Sakura worries for her other three children. Naruto's boys. Wonders if one day they will realize that what she is giving them is only half love. That she gingerly ties their shoelaces, and kisses their broad grinning cheeks, and gets their milk just right, testing the temperature on the soft insides of her wrist because she has to. Because it is expected of her. Not because she cares. Or holds anything for them that is even remotely close to the delicate, burning love she had for Karasu. That is why she had to set him free to fly away.

Despite everything she hopes the boys can forgive their father. Or at least come to understand his absences and his bitterness. You can't be blamed for what you become, at least not wholeheartedly.

Sakura steps around a patch of spiny brambles curving into an archway over a treasure trove of used condoms. Something glints in the faded sunlight and she sees the window.
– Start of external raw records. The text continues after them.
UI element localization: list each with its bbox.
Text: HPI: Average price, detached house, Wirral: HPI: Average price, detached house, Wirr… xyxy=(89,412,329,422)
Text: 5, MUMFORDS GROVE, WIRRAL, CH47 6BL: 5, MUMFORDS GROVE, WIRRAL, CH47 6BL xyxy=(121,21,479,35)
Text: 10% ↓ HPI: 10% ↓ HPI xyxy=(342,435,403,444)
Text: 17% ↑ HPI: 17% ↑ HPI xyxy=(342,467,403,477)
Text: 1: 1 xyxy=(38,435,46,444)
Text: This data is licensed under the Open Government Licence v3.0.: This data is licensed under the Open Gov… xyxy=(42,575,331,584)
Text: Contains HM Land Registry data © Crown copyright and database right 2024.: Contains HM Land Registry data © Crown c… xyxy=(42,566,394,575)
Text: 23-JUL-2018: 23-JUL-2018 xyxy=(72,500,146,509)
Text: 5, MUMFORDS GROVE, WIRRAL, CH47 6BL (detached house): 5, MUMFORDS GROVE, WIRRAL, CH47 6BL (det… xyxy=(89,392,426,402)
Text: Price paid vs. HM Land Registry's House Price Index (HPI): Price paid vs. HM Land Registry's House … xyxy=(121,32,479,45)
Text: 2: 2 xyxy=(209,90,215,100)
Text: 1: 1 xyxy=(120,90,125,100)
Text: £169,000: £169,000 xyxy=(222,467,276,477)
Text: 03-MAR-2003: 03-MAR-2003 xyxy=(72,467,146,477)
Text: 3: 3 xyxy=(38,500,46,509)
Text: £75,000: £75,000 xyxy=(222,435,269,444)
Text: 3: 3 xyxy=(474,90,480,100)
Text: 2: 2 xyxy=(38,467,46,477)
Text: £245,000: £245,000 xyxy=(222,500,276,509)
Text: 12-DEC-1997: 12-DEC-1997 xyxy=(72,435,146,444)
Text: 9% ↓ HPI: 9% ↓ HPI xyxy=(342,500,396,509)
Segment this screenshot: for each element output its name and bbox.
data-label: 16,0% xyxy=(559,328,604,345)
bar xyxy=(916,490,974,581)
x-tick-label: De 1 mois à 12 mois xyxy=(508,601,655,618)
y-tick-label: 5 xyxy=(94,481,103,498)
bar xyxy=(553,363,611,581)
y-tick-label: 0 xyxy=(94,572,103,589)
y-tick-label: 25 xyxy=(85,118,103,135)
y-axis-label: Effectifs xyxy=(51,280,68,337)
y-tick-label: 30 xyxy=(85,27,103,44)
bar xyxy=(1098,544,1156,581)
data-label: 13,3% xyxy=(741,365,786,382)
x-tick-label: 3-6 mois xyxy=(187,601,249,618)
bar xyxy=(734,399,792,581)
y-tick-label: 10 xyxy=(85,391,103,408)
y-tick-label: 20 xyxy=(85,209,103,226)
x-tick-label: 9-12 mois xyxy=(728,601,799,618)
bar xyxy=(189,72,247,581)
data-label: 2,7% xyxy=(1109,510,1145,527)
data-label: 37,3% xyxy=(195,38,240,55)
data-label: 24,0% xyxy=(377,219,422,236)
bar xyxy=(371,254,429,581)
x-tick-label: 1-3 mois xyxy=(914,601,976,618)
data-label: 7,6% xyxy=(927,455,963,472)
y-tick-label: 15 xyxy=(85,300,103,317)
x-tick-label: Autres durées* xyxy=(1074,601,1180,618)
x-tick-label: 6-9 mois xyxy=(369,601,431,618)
The only one still intact amongst all the gaping black squares hanging open like infant's mouths with their tiny jagged glass teeth.

She stops and studies herself carefully in the soft, honeyed light. Perhaps she came here again to say goodbye. But may'be it is a little more so than that. In the back of her heart down a chunk of winding steps in a tiny room she keeps locked and never opens. Is a little girl with long shining hair and a wide, blemish free grin. A little girl who still believes in magic and good in the world.

She came in search of a glimpse of silver hair, the faintest scent of golden booze staining the green flak of a canvas vest in the air. She came to find a little boy with blue-black hair climbing out of a basket, a boy with bottomless eyes. A man with the same hair, with the same eyes, with a mouth like a mighty whip lashing her a thousand kisses.

Sometimes Sakura wonders if her boys miss her while she's gone at all. If Naruto is thinking of her, while he sits robed and regal in his office signing insignificant papers. Or if he is only preoccupied with thoughts of overtaking the world. But mostly she thinks of black roses and ravens with watchful eyes, and ginger root and the touch of his bone white hands. And it seems enough to have been loved even if it was only once.

Despite all these years, she is still the rabbit hearted fool with not enough voice or chance to tell her story. But considering the bottomless eyes she has known, and the trails curving down a body she has traveled, that is okay. In the unbroken glass she can see all of the lines creasing her face. Every string of syntax and punctuation mark.